ABSTRACT

This chapter focuses on relations between political reporters and politicians. How the two relate has come to be recognised as a key part of the debate on the news media’s effective functioning in democratic societies. The nature of such reporter-source exchanges clearly has a significant influence on the shape of news content and thus public understanding of politics. Observation and discussion of such relations has most commonly revolved

around two analytical paradigms: the first, the adversarial-exchange line, has conceived the core issue as one of relative power in which the autonomy of the journalist and ‘fourth estate’ media is investigated vis-à-vis their sources. If sources are too powerful they undermine media autonomy. The second line is an investigation of pluralist source conflict. This seeks to compare how a range of sources seek to gain a media platform for their views and whether news media adequately reflects pluralist opinion in politics and society. Both lines are essentially concerned with how media-source social relations affect news outputs and, consequently, citizens’ understanding of politics and society. This chapter, as well as exploring these interpretive paradigms and debates, attempts to develop a third line of observation, discussion and enquiry.
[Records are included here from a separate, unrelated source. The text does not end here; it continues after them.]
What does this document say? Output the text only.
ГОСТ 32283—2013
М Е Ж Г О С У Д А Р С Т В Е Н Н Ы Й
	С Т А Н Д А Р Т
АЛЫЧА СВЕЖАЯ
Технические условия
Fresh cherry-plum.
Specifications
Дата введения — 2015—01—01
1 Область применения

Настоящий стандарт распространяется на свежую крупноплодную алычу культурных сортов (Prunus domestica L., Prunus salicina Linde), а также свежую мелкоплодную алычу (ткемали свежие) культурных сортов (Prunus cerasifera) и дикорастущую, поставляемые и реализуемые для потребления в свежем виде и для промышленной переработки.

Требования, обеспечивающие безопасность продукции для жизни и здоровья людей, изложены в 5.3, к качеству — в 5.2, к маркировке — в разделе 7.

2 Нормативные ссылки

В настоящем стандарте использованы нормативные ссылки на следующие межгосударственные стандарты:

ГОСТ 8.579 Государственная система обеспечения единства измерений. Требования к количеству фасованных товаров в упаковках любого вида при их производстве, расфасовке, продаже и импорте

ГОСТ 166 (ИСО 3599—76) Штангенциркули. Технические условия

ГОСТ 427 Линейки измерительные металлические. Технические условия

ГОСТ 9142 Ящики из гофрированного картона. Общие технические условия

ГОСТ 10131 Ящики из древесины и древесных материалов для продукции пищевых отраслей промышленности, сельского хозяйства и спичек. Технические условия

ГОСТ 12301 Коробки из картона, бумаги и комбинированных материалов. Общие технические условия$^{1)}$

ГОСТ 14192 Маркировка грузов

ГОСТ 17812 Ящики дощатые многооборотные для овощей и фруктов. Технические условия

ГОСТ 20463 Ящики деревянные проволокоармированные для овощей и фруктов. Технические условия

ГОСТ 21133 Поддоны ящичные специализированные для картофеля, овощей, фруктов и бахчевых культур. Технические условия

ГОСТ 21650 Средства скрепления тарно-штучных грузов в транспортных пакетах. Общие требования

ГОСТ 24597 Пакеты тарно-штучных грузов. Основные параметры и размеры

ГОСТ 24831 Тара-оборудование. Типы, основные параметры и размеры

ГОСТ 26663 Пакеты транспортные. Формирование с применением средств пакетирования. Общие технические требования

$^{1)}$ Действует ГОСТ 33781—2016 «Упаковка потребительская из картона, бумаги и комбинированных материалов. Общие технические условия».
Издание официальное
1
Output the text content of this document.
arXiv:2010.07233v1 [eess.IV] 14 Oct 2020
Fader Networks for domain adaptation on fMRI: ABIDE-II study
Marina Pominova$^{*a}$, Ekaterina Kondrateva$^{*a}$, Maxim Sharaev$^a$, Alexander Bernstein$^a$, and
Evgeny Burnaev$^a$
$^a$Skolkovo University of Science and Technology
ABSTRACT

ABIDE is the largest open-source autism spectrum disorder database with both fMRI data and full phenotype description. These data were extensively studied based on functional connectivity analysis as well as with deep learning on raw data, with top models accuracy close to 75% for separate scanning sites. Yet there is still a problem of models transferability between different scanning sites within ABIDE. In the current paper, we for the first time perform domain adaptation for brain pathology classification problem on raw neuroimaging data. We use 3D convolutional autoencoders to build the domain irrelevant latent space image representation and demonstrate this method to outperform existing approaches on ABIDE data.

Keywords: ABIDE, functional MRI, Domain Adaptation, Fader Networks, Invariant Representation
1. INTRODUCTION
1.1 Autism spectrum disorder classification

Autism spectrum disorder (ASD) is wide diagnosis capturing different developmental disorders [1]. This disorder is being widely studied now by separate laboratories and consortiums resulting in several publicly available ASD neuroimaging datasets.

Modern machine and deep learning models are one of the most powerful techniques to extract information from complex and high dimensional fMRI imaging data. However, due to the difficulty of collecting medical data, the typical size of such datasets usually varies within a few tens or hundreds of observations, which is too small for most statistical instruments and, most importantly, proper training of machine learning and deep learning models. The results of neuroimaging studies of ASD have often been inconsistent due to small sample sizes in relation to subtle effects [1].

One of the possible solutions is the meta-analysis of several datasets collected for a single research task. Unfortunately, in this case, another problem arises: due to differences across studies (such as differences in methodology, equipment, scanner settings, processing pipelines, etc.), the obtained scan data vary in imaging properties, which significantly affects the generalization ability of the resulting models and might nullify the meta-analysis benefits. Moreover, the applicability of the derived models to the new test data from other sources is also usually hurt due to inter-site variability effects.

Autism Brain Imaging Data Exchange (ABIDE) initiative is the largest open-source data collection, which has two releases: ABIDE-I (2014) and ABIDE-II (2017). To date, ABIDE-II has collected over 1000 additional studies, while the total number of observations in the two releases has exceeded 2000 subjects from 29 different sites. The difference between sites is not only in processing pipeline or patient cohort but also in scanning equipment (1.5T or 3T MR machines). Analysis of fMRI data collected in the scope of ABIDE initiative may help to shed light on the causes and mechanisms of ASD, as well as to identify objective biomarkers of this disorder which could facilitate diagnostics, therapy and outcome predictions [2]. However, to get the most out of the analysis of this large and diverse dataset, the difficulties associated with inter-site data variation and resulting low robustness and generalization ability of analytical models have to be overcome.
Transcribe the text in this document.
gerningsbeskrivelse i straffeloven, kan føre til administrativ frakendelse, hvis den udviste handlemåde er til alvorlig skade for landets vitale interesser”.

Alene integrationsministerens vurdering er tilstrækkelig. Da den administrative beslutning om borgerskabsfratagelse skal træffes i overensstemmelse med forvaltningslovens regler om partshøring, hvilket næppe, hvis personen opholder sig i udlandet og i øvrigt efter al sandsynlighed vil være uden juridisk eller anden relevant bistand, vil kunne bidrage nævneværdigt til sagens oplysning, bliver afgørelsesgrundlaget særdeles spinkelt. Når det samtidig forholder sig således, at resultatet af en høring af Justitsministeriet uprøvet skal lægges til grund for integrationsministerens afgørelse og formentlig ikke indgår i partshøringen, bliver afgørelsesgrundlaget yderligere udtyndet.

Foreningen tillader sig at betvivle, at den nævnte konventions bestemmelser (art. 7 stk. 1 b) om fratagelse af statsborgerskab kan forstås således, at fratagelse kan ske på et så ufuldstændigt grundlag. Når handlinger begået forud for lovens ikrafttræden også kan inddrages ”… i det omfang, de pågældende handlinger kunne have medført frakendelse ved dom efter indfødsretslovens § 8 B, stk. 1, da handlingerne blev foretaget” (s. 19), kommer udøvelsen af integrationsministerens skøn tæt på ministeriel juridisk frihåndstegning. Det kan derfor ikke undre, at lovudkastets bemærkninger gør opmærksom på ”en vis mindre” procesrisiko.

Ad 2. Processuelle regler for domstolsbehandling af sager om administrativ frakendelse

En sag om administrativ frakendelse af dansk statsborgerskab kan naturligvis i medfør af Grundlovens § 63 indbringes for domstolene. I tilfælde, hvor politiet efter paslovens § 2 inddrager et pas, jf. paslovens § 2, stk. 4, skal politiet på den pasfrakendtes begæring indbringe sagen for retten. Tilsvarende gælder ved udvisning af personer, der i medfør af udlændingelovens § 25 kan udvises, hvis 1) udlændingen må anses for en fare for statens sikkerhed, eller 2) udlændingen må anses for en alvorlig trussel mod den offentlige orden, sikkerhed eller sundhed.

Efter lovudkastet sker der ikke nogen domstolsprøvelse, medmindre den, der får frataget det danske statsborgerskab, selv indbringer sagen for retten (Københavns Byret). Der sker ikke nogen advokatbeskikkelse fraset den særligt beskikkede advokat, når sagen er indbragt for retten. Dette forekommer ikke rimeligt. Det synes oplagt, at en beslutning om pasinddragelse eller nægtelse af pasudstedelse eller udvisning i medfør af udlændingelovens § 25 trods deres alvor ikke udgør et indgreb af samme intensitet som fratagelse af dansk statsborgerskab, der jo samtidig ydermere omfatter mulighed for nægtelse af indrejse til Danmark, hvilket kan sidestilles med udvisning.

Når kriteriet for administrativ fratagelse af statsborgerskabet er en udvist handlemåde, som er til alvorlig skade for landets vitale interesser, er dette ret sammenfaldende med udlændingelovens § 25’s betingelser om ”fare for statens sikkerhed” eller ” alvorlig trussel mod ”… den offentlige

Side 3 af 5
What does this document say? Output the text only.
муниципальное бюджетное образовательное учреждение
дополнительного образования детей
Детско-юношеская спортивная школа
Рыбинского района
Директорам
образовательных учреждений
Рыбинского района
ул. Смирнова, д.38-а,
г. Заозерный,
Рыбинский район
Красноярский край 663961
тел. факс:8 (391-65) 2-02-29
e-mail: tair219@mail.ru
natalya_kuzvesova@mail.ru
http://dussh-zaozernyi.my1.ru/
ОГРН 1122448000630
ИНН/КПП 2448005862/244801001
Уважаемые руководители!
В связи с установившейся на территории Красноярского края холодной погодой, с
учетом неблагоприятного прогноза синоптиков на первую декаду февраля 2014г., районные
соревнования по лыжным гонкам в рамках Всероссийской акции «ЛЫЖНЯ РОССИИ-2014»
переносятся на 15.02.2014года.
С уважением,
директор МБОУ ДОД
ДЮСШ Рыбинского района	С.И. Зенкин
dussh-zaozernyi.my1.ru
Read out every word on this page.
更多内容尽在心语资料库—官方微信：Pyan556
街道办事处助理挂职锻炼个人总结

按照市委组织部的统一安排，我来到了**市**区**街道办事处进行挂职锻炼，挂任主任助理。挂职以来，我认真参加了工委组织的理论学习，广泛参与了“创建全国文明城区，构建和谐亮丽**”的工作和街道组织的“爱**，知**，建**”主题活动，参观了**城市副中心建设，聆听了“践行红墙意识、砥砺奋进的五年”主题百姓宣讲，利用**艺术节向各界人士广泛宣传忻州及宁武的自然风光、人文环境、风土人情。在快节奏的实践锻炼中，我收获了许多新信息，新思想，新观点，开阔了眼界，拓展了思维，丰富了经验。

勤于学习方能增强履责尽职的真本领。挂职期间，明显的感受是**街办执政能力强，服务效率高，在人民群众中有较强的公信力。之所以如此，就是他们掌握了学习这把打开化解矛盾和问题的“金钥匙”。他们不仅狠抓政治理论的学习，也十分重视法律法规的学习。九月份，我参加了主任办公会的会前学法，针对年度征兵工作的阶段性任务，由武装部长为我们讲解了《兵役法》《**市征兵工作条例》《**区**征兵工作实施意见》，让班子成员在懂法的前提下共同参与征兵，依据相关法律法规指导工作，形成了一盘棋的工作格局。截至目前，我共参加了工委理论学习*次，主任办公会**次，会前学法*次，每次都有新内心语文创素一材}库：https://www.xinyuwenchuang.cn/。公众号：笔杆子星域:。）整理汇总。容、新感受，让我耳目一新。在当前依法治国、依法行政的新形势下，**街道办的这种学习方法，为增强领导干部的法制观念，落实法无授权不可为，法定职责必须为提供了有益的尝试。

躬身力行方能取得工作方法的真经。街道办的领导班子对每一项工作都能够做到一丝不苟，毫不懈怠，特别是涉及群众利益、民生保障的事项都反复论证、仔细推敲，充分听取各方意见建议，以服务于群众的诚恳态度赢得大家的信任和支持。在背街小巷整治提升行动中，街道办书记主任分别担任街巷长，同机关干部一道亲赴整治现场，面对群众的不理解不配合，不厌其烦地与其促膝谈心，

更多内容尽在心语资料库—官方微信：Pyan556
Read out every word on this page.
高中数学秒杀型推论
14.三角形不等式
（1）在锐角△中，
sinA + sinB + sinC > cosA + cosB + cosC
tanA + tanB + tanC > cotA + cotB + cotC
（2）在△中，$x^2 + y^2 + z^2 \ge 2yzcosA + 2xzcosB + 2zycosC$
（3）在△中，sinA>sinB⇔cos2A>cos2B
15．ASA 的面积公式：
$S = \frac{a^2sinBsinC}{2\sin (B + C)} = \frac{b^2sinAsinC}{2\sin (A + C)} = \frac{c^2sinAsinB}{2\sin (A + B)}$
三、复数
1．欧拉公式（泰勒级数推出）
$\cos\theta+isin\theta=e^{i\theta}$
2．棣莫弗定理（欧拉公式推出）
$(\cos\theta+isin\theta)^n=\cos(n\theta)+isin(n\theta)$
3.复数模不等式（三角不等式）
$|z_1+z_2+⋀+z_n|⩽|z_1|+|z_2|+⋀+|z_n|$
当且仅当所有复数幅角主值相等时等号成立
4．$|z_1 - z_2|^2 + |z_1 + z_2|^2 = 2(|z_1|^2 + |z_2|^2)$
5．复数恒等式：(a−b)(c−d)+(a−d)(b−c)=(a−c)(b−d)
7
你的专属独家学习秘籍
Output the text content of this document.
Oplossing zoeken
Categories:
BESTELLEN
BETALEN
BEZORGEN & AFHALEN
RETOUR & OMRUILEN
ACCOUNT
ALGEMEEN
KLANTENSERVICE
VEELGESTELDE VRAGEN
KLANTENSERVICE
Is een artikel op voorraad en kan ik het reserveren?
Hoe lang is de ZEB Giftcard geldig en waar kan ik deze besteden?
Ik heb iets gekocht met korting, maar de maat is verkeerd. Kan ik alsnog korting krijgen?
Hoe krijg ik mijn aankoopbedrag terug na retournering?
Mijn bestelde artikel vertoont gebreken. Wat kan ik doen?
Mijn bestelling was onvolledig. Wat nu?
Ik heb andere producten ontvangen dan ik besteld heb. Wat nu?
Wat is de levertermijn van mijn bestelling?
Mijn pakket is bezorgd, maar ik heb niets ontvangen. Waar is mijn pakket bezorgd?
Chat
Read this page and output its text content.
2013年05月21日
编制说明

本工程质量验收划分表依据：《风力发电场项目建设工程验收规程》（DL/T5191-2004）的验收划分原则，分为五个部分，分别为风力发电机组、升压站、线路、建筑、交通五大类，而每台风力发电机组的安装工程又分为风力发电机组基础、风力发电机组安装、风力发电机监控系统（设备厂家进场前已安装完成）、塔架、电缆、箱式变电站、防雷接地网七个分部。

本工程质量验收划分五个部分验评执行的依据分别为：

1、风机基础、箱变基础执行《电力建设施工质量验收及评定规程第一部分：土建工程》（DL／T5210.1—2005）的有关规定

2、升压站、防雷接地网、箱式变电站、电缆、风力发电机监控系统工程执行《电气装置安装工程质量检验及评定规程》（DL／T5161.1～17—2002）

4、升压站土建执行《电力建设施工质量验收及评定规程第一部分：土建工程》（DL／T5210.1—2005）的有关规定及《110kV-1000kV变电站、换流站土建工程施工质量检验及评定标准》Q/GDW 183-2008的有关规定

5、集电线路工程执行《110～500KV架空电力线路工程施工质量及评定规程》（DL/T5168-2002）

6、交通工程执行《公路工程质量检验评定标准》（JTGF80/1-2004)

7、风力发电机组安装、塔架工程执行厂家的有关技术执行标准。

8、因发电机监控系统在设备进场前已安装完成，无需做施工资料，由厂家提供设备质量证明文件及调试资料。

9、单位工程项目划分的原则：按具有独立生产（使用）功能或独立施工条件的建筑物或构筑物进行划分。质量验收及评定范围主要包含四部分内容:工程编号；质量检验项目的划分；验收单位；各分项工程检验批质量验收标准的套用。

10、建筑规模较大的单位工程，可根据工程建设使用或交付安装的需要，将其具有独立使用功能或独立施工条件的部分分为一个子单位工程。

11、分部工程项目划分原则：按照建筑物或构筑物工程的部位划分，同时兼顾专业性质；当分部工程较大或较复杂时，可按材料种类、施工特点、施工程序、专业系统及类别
This argues that, in the parliamentary political sphere, such journalist-politician relations also play a key role in the social construction of politics itself. Over time, reporters have come to act as information and interpretive intermediaries for politicians engaged in microlevel politics. This has further implications for assessing journalism’s impact on the democratic process. When investigating the UK case example, many MP and journalist inter-

viewees confirmed the continuing significance of the first two paradigms and their associated normative concerns. At the same time, responses, especially at the senior level, also suggested that relations played an important part in the ‘social construction of politics’ itself. Relations and objectives are not simply about exchange or conflict but, also, have steadily become institutionalised, intense and subject to a form of ‘mediated reflexivity’. As a result, they have come to serve a number of other cognitive and behavioural functions for

political actors operating at the heart of the political process. Politicians, when talking to journalists, in addition to seeking publicity, also try to influence political agendas, convey messages to others and/or pick up multiple forms of useful information. These include knowledge about party rivals and opponents, political moods and points of consensus, and shifting levels of support for political factions and policies. Journalists, consciously or not, have come to play a role in the politics of politics itself.